The increased ventilation of the Southern Ocean from simulations does not only alter the concentration of upper ocean CO2 and the air-sea CO2 fluxes, it also alters the carbonate chemistry of the upper ocean. These changes in carbonate chemistry affect the ability of the ocean to take up atmospheric CO2, through changes in the Revelle factor (Revelle and Suess, 1957[28]) and through the lowering of seawater pH. This pH reduction, or ocean acidification, reduces the ability of organisms that use calcite to build shells, potentially adversely impacting the marine ecosytem (Feely et al., 2004[29]). In response to ocean acidification, a key carbon parameter is the aragonite saturation state (ΩA), which influences the rate of calcification of marine organisms (Riebesell et al., 2000[30]; Langdon and Atkinson, 2005[31]). Simulations show that the observed increases and variability in heat, freshwater fluxes and in particular wind stress in the last 50 years, has moved the saturation horizon closer to the surface (Orr et al, 2005[32]), potentially already impacting on the ecosystems in the Southern Ocean, although we do not yet have the observational evidence to support this hypothesis.

Changes in CO2 inventories

4.60 Anthropogenic carbon concentrations (colour scale, in umol/kg) derived using a back-calculation method in the Indian Ocean sector of the Southern Ocean between Antarctica (left) and Africa (right) (redrawn from Lo Monaco et al., 2005[33]).

In the previous sections, we focused on the changes of the air-sea CO2 fluxes as observed and simulated over the last 50 years.
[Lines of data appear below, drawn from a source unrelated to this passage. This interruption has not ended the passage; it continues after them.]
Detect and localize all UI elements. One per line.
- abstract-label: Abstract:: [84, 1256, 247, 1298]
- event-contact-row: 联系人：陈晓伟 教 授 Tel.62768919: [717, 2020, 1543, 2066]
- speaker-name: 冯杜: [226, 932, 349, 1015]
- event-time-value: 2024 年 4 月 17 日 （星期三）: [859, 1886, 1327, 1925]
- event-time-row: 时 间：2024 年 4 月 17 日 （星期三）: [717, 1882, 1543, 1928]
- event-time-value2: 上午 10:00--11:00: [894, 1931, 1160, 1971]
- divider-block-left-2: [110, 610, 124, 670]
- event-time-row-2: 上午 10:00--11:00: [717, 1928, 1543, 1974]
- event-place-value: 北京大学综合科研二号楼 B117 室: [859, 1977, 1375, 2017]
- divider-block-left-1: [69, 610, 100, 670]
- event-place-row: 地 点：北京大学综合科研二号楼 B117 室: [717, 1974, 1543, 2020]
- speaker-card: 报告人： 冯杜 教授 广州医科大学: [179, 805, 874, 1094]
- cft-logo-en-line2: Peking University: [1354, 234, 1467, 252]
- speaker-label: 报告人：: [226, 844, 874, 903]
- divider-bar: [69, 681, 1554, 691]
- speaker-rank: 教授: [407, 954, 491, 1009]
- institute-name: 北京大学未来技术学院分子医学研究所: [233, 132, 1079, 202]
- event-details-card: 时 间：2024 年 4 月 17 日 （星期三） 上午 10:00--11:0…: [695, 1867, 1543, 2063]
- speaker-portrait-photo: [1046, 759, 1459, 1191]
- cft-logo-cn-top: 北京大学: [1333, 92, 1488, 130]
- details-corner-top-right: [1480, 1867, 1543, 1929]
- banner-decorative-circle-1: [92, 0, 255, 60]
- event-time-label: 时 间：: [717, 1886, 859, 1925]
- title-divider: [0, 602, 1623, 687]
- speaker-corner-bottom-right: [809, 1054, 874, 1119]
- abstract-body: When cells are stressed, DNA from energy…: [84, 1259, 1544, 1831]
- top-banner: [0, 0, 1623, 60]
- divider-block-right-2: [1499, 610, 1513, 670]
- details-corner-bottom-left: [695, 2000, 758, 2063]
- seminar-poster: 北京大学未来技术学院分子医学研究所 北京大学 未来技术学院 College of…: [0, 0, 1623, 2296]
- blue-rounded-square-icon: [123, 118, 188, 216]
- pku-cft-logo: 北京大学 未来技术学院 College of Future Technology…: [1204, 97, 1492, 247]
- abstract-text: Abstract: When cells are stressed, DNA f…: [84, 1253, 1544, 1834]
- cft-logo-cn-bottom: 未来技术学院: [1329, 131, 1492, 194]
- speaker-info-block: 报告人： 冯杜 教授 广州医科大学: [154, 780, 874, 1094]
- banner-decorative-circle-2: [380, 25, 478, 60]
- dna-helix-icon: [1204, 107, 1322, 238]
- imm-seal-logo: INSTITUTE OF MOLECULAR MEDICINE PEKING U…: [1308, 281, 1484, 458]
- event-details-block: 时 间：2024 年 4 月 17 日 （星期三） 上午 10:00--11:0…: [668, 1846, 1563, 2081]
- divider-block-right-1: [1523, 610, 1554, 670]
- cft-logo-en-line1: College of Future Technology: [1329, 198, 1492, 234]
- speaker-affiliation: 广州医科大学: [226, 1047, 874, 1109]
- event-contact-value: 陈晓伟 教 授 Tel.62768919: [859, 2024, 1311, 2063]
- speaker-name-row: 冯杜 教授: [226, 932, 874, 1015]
When discussing the capacity of the ocean to reduce the impact of climate changes, the change in anthropogenic CO2 in the water column since the pre-industrial era must be evaluated. This is important not only to estimate the global ocean’s capacity to absorb anthropogenic CO2 emissions, but also to detect the changes in carbonate saturation levels and the potential increase of ocean acidity, especially in the Southern Ocean (Feely et al., 2004[29]; Orr et al., 2005[32]). It has been estimated that in recent decades 30% of the total uptake since the preindustrial period has been taken up by Southern Ocean mode waters (Sabine et al., 2004[34]). The anthropogenic CO2 in the ocean (Cant) cannot be directly measured, but under several assumptions, it can be derived from in-situ observations. This was first suggested by Brewer (1978[35]) and Chen and Millero (1979[36]), and in the last ten years several data-based methods have been investigated at regional and global scales (see a review in Wallace 2001[37]; Sabine et al., 2004[34]; Waugh et al., 2006[38]; Lo Monaco et al., 2005[33]). Comparisons of data-based methods (Lo Monaco et al., 2005[33]) clearly show that all methods converge to estimate large inventories associated with mode and intermediate waters (Figure 4.60). Meanwhile in Southern Ocean uptake south of 50°S uncertainties in Cant still exist, but these differences appear to reflect techniques that have been recognized to underestimate anthropogenic carbon in deep and bottom waters along the Antarctic coast (Lo Monaco, personal communication).

Concluding Remarks

The Southern Ocean plays a critical role in the uptake of atmospheric CO2, accounting for more that 40% of the annual mean CO2 uptake. Modelling and observational studies show that the Southern Ocean has undergone significant changes in the last 50 years; these views appear to be converging towards a coherent view. The largest change has been a reduction in the total CO2 uptake in recent decades in response to the observed changes in climatic forcings, particularly changes in wind speed. The increased wind speed drives strong changes in the physical carbon pump, specifically through ocean dynamics, rather than through changes in solubility or in the Revelle factor; this view is further reinforced by only a weak response in the biological pump. In the future, in response to climate change, both the biological and physical pumps are expected to be impacted (see Section 5.8 for details).